Jack wanted to argue—hell, he wanted to go over every inch of Ianto and make sure the man was all right—but he knew he had to let it go. Ianto had to relearn how to be comfortable around him, and Jack had already said he would be patient.
Only he wasn't sure if he could.
"Be careful," he said, not entirely sure what his warning was for. "Get some rest, and I'll see you in the morning."
"Yes, sir," Ianto murmured. He held back a yawn, then grinned sheepishly. "If I don't nod off on the way home."
"You're welcome to—never mind," Jack said. "Thanks for your help tonight. I appreciate it."

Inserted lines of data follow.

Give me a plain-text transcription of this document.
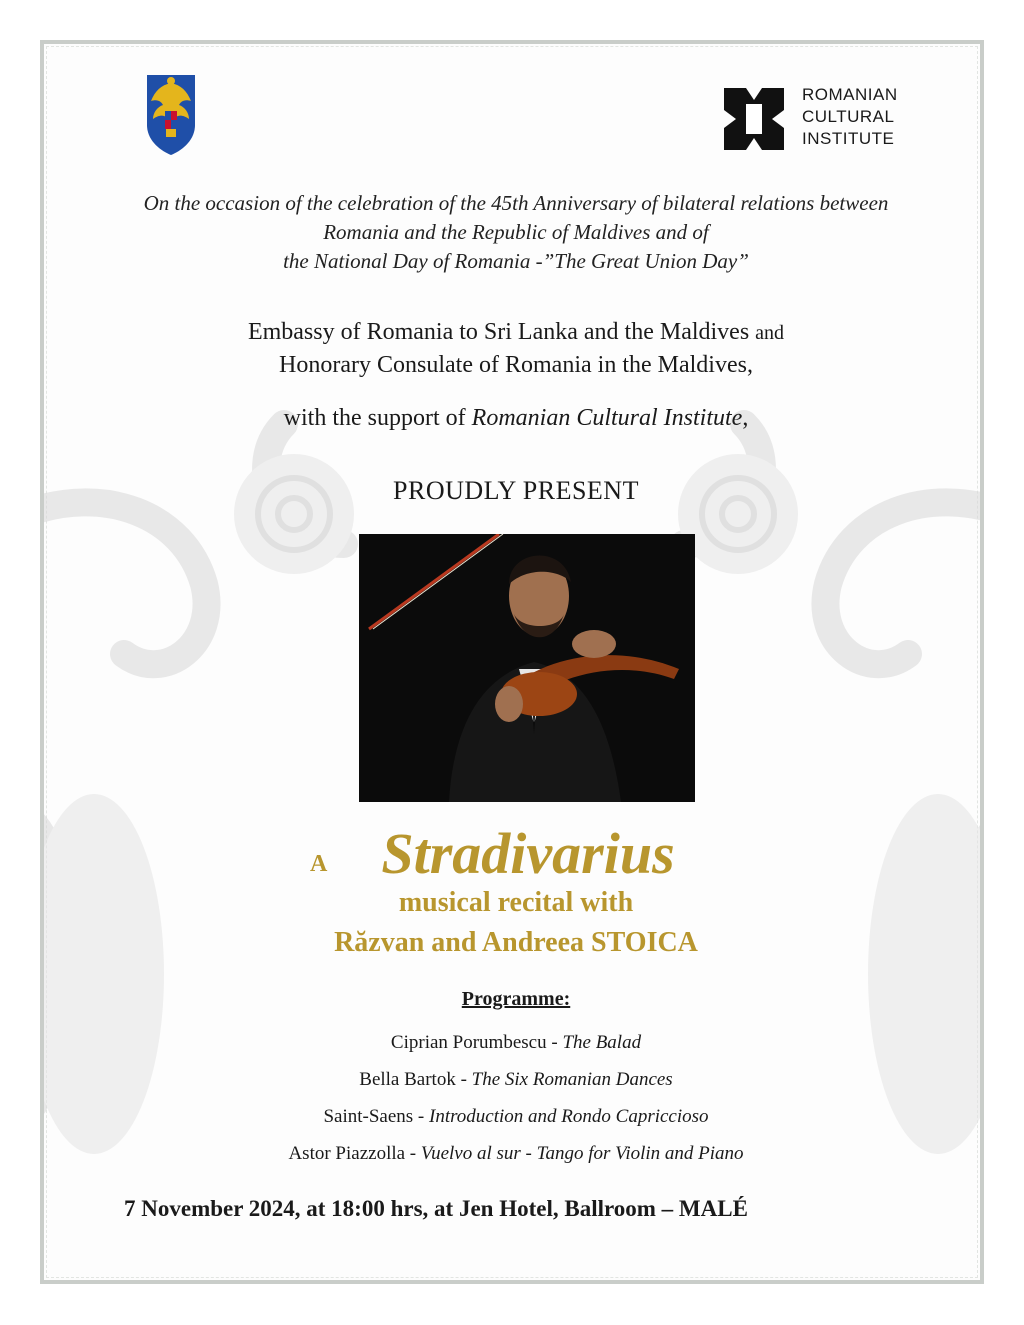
ROMANIAN
CULTURAL
INSTITUTE
On the occasion of the celebration of the 45th Anniversary of bilateral relations between
Romania and the Republic of Maldives and of
the National Day of Romania -”The Great Union Day”
Embassy of Romania to Sri Lanka and the Maldives and
Honorary Consulate of Romania in the Maldives,
with the support of Romanian Cultural Institute,
PROUDLY PRESENT
A Stradivarius
musical recital with
Răzvan and Andreea STOICA
Programme:
Ciprian Porumbescu - The Balad
Bella Bartok - The Six Romanian Dances
Saint-Saens - Introduction and Rondo Capriccioso
Astor Piazzolla - Vuelvo al sur - Tango for Violin and Piano
7 November 2024, at 18:00 hrs, at Jen Hotel, Ballroom – MALÉ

"It still got you," Ianto said. "I'm sorry for that."
"Don't be."
There was an awkward moment of silence, then Jack glanced down at his bloodied shirt and trousers. "I'm going to go clean up. Good night, Ianto."
"Good night, Jack."
Ianto turned and left without another word or a look back. Jack went into his office, but watched until the cog door closed. Then he slumped into his chair and covered his face. Any other night, and he and Ianto would be cleaning up together. Jack would be tending to Ianto's arm, and they would reassure one another that they were both alive with passionate lovemaking—sometimes quick and hard, sometimes slow and deliberate, yet always comforting, even as they skirted around deeper feelings.

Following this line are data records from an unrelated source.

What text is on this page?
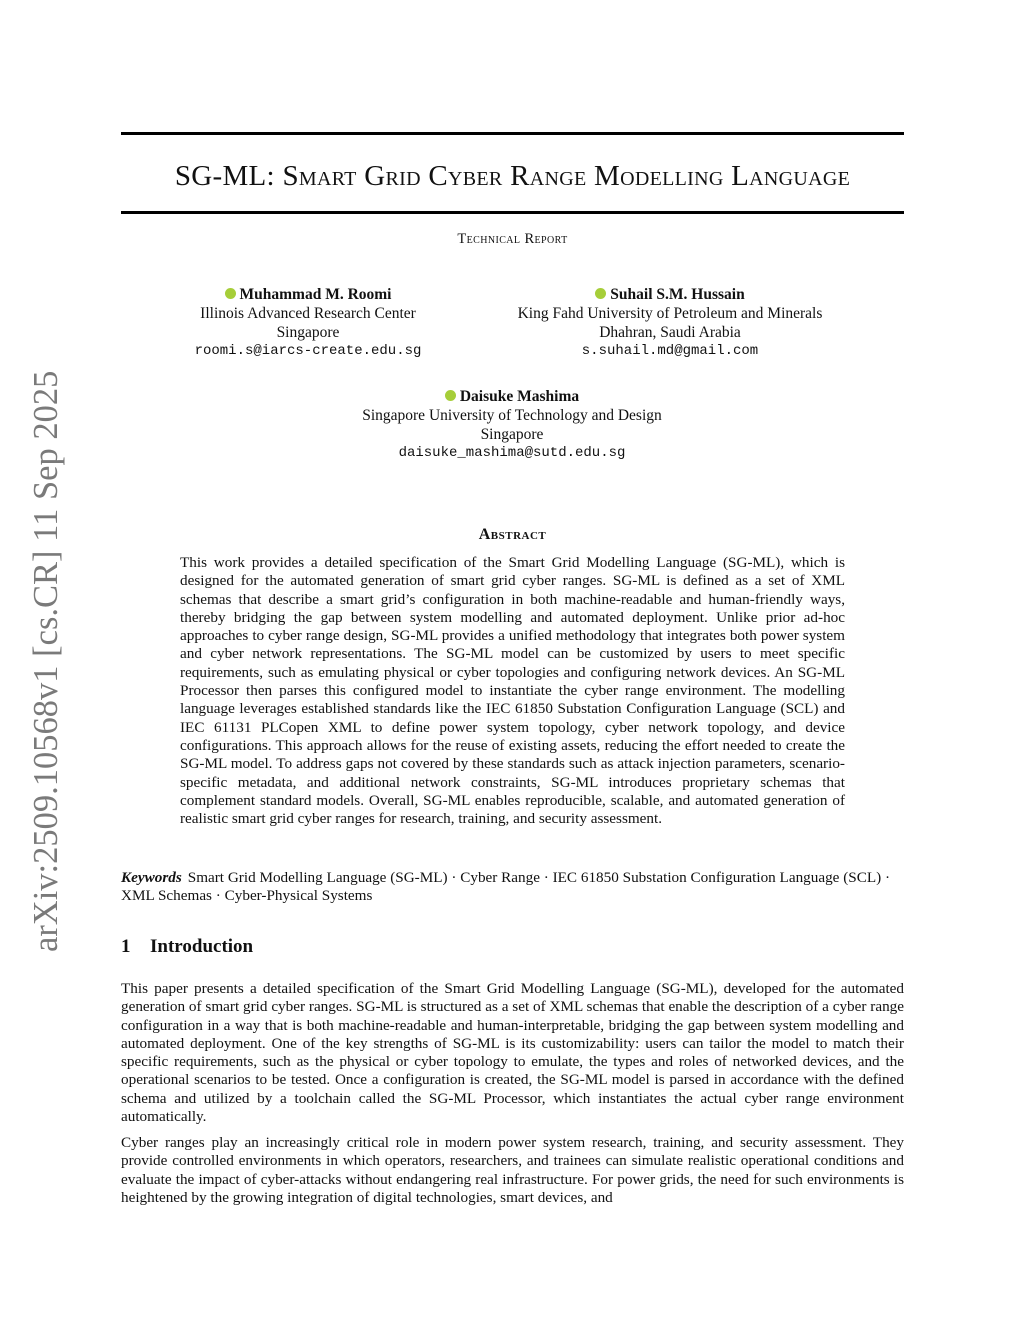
arXiv:2509.10568v1 [cs.CR] 11 Sep 2025
SG-ML: Smart Grid Cyber Range Modelling Language
Technical Report
Muhammad M. Roomi
Illinois Advanced Research Center
Singapore
roomi.s@iarcs-create.edu.sg
Suhail S.M. Hussain
King Fahd University of Petroleum and Minerals
Dhahran, Saudi Arabia
s.suhail.md@gmail.com
Daisuke Mashima
Singapore University of Technology and Design
Singapore
daisuke_mashima@sutd.edu.sg
Abstract

This work provides a detailed specification of the Smart Grid Modelling Language (SG-ML), which is designed for the automated generation of smart grid cyber ranges. SG-ML is defined as a set of XML schemas that describe a smart grid’s configuration in both machine-readable and human-friendly ways, thereby bridging the gap between system modelling and automated deployment. Unlike prior ad-hoc approaches to cyber range design, SG-ML provides a unified methodology that integrates both power system and cyber network representations. The SG-ML model can be customized by users to meet specific requirements, such as emulating physical or cyber topologies and configuring network devices. An SG-ML Processor then parses this configured model to instantiate the cyber range environment. The modelling language leverages established standards like the IEC 61850 Substation Configuration Language (SCL) and IEC 61131 PLCopen XML to define power system topology, cyber network topology, and device configurations. This approach allows for the reuse of existing assets, reducing the effort needed to create the SG-ML model. To address gaps not covered by these standards such as attack injection parameters, scenario-specific metadata, and additional network constraints, SG-ML introduces proprietary schemas that complement standard models. Overall, SG-ML enables reproducible, scalable, and automated generation of realistic smart grid cyber ranges for research, training, and security assessment.

Keywords Smart Grid Modelling Language (SG-ML) · Cyber Range · IEC 61850 Substation Configuration Language (SCL) · XML Schemas · Cyber-Physical Systems

1 Introduction

This paper presents a detailed specification of the Smart Grid Modelling Language (SG-ML), developed for the automated generation of smart grid cyber ranges. SG-ML is structured as a set of XML schemas that enable the description of a cyber range configuration in a way that is both machine-readable and human-interpretable, bridging the gap between system modelling and automated deployment. One of the key strengths of SG-ML is its customizability: users can tailor the model to match their specific requirements, such as the physical or cyber topology to emulate, the types and roles of networked devices, and the operational scenarios to be tested. Once a configuration is created, the SG-ML model is parsed in accordance with the defined schema and utilized by a toolchain called the SG-ML Processor, which instantiates the actual cyber range environment automatically.

Cyber ranges play an increasingly critical role in modern power system research, training, and security assessment. They provide controlled environments in which operators, researchers, and trainees can simulate realistic operational conditions and evaluate the impact of cyber-attacks without endangering real infrastructure. For power grids, the need for such environments is heightened by the growing integration of digital technologies, smart devices, and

As he fell into his tiny bed alone for the third night in a row, Jack tried not to think about Ianto, or about how he'd not been there with Jack for the first time in months. And yet the sense of loss that had been growing within him all weekend was overwhelming, because Ianto had not only lost his memories of Jack, he had abandoned Jack completely back in the park.
Like the Doctor.
Author's Notes:
This story really does a number on Jack, I know. I can see something like this hitting him harder than anyone might expect, though. I did say this would be about Jack, as I wanted to explore his character more than we sometimes see. Someday I should try to explore what he does with a stretch of happiness. I wonder if he'd even know what to do! Thanks for reading!